There is a lot more discussion to be had from this data set like career arcs, league averages, and team philosophies, but I'll cut myself off here and will pick it up again in a future post.
Summary
To get back to the original question, how much value should we give or take away from a catcher because of the reputation of his arm? I don't have an exact answer for that and am open to suggestions, but it can be up to a 60 attempt swing per season and it does appear to be a repeatable talent, especially for extremely good or bad catchers. It's important to note that reputation may not be a positive thing, as stated by Tom Tango:
"Unfortunately, since most teams attempt to steal too often, they’d likely do better by never stealing at all. Hence, a catcher that is so good that he never gets a runner to steal is not being helpful."
Final question: when finding the amount of value added or subtracted from the catcher's reputation, what caught stealing rate would one use?

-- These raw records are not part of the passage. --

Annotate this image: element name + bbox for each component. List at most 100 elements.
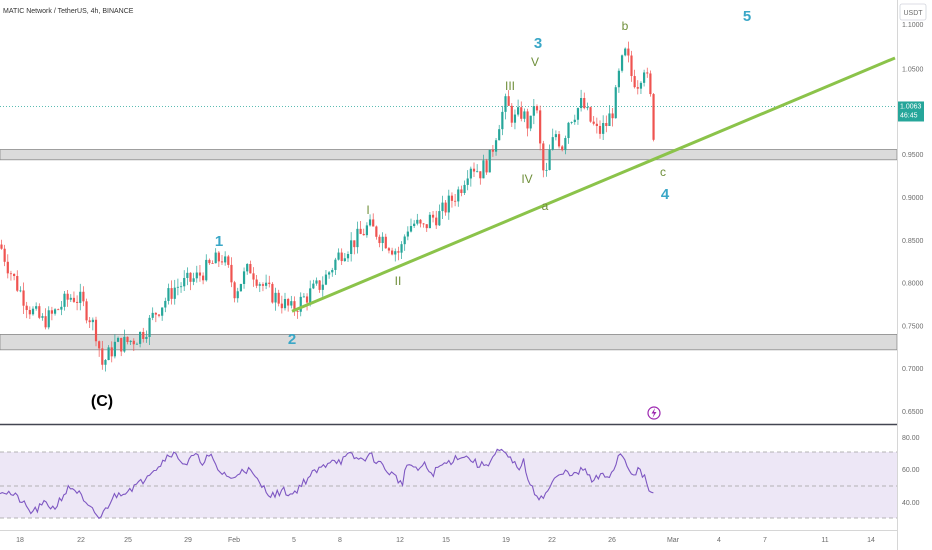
currency-button[interactable]: USDT [899, 3, 927, 21]
candle-body [362, 233, 365, 236]
correction-label-a: a [542, 199, 549, 213]
candle-body [192, 278, 195, 282]
candle-body [321, 284, 324, 290]
rsi-tick: 80.00 [902, 435, 920, 442]
currency-button-label: USDT [903, 10, 923, 17]
candle-body [230, 264, 233, 283]
time-tick: 29 [184, 537, 192, 544]
subwave-label-V: V [531, 55, 539, 69]
candle-body [517, 107, 520, 115]
candle-body [19, 290, 22, 292]
candle-body [384, 236, 387, 249]
time-tick: 4 [717, 537, 721, 544]
subwave-label-I: I [366, 203, 369, 217]
time-tick: Mar [667, 537, 680, 544]
time-tick: 5 [292, 537, 296, 544]
candle-body [98, 341, 101, 349]
candle-body [652, 94, 655, 140]
candle-body [454, 200, 457, 202]
time-tick: 12 [396, 537, 404, 544]
last-price-tag: 1.0063 46:45 [898, 101, 924, 122]
candle-body [356, 228, 359, 248]
candle-body [617, 70, 620, 88]
candle-body [488, 149, 491, 173]
candle-body [309, 288, 312, 303]
candle-body [431, 214, 435, 218]
candle-body [482, 160, 485, 179]
candle-body [173, 287, 176, 299]
candle-body [79, 291, 82, 303]
candle-body [507, 96, 510, 106]
candle-body [242, 271, 246, 284]
candle-body [643, 72, 646, 83]
candle-body [510, 105, 513, 123]
candle-body [227, 256, 230, 265]
candle-body [608, 113, 611, 127]
candle-body [151, 312, 154, 318]
candle-body [592, 121, 595, 124]
candle-body [299, 296, 302, 312]
candle-body [31, 308, 35, 315]
candle-body [135, 343, 139, 345]
candle-body [202, 275, 205, 281]
candle-body [255, 279, 258, 286]
candle-body [636, 87, 639, 89]
candle-body [409, 226, 413, 232]
candle-body [35, 306, 38, 309]
candle-body [224, 256, 227, 263]
trendline[interactable] [291, 56, 896, 313]
candle-body [479, 171, 482, 179]
candle-body [620, 55, 624, 71]
candle-body [116, 337, 120, 342]
rsi-band [0, 452, 897, 518]
candle-body [334, 259, 337, 270]
candle-body [605, 123, 608, 127]
support-zone[interactable] [0, 149, 898, 161]
subwave-label-III: III [505, 79, 515, 93]
price-tick: 0.7000 [902, 366, 924, 373]
candle-body [302, 296, 305, 298]
subwave-label-II: II [395, 274, 402, 288]
candle-body [47, 310, 50, 328]
candle-body [290, 301, 293, 306]
candle-body [646, 72, 649, 74]
candlestick-series [0, 41, 655, 372]
candle-body [170, 288, 173, 299]
candle-body [633, 76, 636, 88]
candle-body [324, 274, 328, 285]
lightning-event-icon[interactable] [647, 406, 661, 420]
candle-body [76, 301, 79, 303]
candle-body [337, 252, 340, 260]
candle-body [564, 138, 567, 151]
countdown-label: 46:45 [900, 112, 918, 119]
price-tick: 0.7500 [902, 323, 924, 330]
candle-body [614, 87, 617, 119]
candle-body [101, 348, 104, 365]
time-tick: 19 [502, 537, 510, 544]
candle-body [598, 125, 602, 134]
candle-body [532, 106, 535, 116]
candle-body [293, 301, 296, 312]
candle-body [69, 297, 72, 300]
candle-body [3, 248, 6, 262]
candle-body [397, 251, 400, 253]
price-tick-top-partial: 1.1000 [902, 22, 924, 29]
candle-body [611, 113, 614, 119]
candle-body [340, 252, 343, 262]
candle-body [66, 293, 69, 300]
candle-body [217, 252, 220, 262]
candle-body [208, 259, 211, 264]
candle-body [104, 360, 107, 365]
candle-body [214, 252, 217, 264]
candle-body [381, 236, 384, 244]
last-price-label: 1.0063 [900, 103, 922, 110]
candle-body [542, 143, 545, 171]
candle-body [123, 336, 126, 352]
candle-body [94, 319, 98, 342]
candle-body [239, 283, 242, 292]
candle-body [353, 240, 356, 248]
candle-body [296, 311, 299, 312]
candle-body [586, 107, 589, 109]
candle-body [315, 280, 318, 284]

If a runner doesn't run, it's probably because he is more likely to get caught, so shouldn't we assume a higher caught stealing rate for missing stolen base attempts? On the flip side, if runners steal more often, it's probably because they're more likely to be successful, so the caught stealing rate should be lower on extra stolen base attempts.
In lieu of the perfect attempt rate assumption, I may run a series of assumptions and analyze the differences between the results.